I sat on that floor for a good thirty minutes, before I could convince her out of the protection of that toilet cave and as I walked down the corridor into a thriving church celebration, the look in her parent’s eyes of utter despair marked me.
They journeyed with her over a devastating decade of hope.
It was 3 pm in the afternoon, on an unsuspecting Tuesday afternoon, that I sat in the car park of our local cafe strip with one of my married friends. She whispered to me, over our flat whites that she was contemplating having an affair. This was the beginning of an unravelling of deep discouragement that sent her fleeing back into her husband’s arms. It was far from pretty, it was ugly and raw but she walked out slowly a decade of seeking hope for her marriage.
Year after year I have watched and witnessed stories of hope unravel in ways that we never expected. Messy stories. Moments misunderstood. Confusion. Mistakes. Unsure realities and opportunities of recovery.
Often I hear many people speak from this proverb that “hope deferred makes the heart sick.” I also have also been guilty of short-changing this proverb.

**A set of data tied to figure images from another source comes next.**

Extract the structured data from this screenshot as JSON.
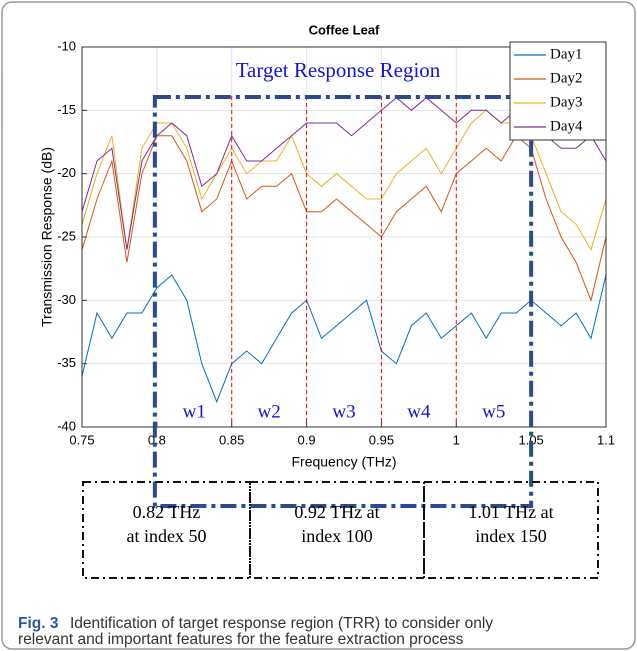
{
  "chart_data": {
    "type": "line",
    "title": "Coffee Leaf",
    "xlabel": "Frequency (THz)",
    "ylabel": "Transmission Response (dB)",
    "x": [
      0.75,
      0.76,
      0.77,
      0.78,
      0.79,
      0.8,
      0.81,
      0.82,
      0.83,
      0.84,
      0.85,
      0.86,
      0.87,
      0.88,
      0.89,
      0.9,
      0.91,
      0.92,
      0.93,
      0.94,
      0.95,
      0.96,
      0.97,
      0.98,
      0.99,
      1,
      1.01,
      1.02,
      1.03,
      1.04,
      1.05,
      1.06,
      1.07,
      1.08,
      1.09,
      1.1
    ],
    "series": [
      {
        "name": "Day1",
        "color": "#0072bd",
        "values": [
          -36,
          -31,
          -33,
          -31,
          -31,
          -29,
          -28,
          -30,
          -35,
          -38,
          -35,
          -34,
          -35,
          -33,
          -31,
          -30,
          -33,
          -32,
          -31,
          -30,
          -34,
          -35,
          -32,
          -31,
          -33,
          -32,
          -31,
          -33,
          -31,
          -31,
          -30,
          -31,
          -32,
          -31,
          -33,
          -28
        ]
      },
      {
        "name": "Day2",
        "color": "#d95319",
        "values": [
          -26,
          -22,
          -19,
          -27,
          -20,
          -17,
          -17,
          -19,
          -23,
          -22,
          -19,
          -22,
          -21,
          -21,
          -20,
          -23,
          -23,
          -22,
          -23,
          -24,
          -25,
          -23,
          -22,
          -21,
          -23,
          -20,
          -19,
          -18,
          -19,
          -17,
          -18,
          -22,
          -25,
          -27,
          -30,
          -25
        ]
      },
      {
        "name": "Day3",
        "color": "#edb120",
        "values": [
          -24,
          -20,
          -17,
          -26,
          -18,
          -16,
          -16,
          -18,
          -22,
          -20,
          -18,
          -20,
          -19,
          -19,
          -17,
          -20,
          -21,
          -20,
          -21,
          -22,
          -22,
          -20,
          -19,
          -18,
          -20,
          -18,
          -16,
          -15,
          -16,
          -16,
          -17,
          -20,
          -23,
          -24,
          -26,
          -22
        ]
      },
      {
        "name": "Day4",
        "color": "#7e2f8e",
        "values": [
          -23,
          -19,
          -18,
          -26,
          -19,
          -17,
          -16,
          -17,
          -21,
          -20,
          -17,
          -19,
          -19,
          -18,
          -17,
          -16,
          -16,
          -16,
          -17,
          -16,
          -15,
          -14,
          -15,
          -14,
          -15,
          -16,
          -15,
          -15,
          -16,
          -15,
          -15,
          -17,
          -18,
          -18,
          -17,
          -19
        ]
      }
    ],
    "xlim": [
      0.75,
      1.1
    ],
    "xticks": [
      0.75,
      0.8,
      0.85,
      0.9,
      0.95,
      1,
      1.05,
      1.1
    ],
    "ylim": [
      -40,
      -10
    ],
    "yticks": [
      -40,
      -35,
      -30,
      -25,
      -20,
      -15,
      -10
    ],
    "grid": true,
    "legend": "top-right",
    "region_label": "Target Response Region",
    "window_bounds": [
      0.8,
      0.85,
      0.9,
      0.95,
      1,
      1.05
    ],
    "windows": [
      "w1",
      "w2",
      "w3",
      "w4",
      "w5"
    ],
    "index_boxes": [
      [
        "0.82 THz",
        "at index 50"
      ],
      [
        "0.92 THz at",
        "index 100"
      ],
      [
        "1.01 THz at",
        "index 150"
      ]
    ]
  },
  "caption": {
    "label": "Fig. 3",
    "lines": [
      "Identification of target response region (TRR) to consider only",
      "relevant and important features for the feature extraction process"
    ]
  }
}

However, the second stanza of this verse says this…
“But a longing fulfilled is a tree of life.”
I’ve been discouraged lately about the discourse around Christianity in our society and culture. I am often discouraged by the way that religion is used as a weapon to control and manipulate. Lately, I have been deeply questioning even the role of the church in the future of our world. Questions unanswered around relevance and hatred. Confusion about finances and application. Deep musing around the poor and impoverished.
But the one word I come back to is the fulfilment of a life lived with hope. When I remember stories of messy people finding hope in the most devastating circumstances, I am reminded once again the power of community and how powerful transformation is with hope.
Transformed lives, by authentic community and counsel.
Transformed families, by the promise of what is to come.
Transformed futures, by a message that transcends generations and cultural trends.
Transformed opportunities, by growth and perspective.
If your heart aches from hope deferred, let me encourage you to discover stories of hope where transformation has radically deepened the impact of lives lived sown.
Tell me your stories of hope, My weary heart is needing some reminders that in the end, hope will lead to a tree of life and fulfilment.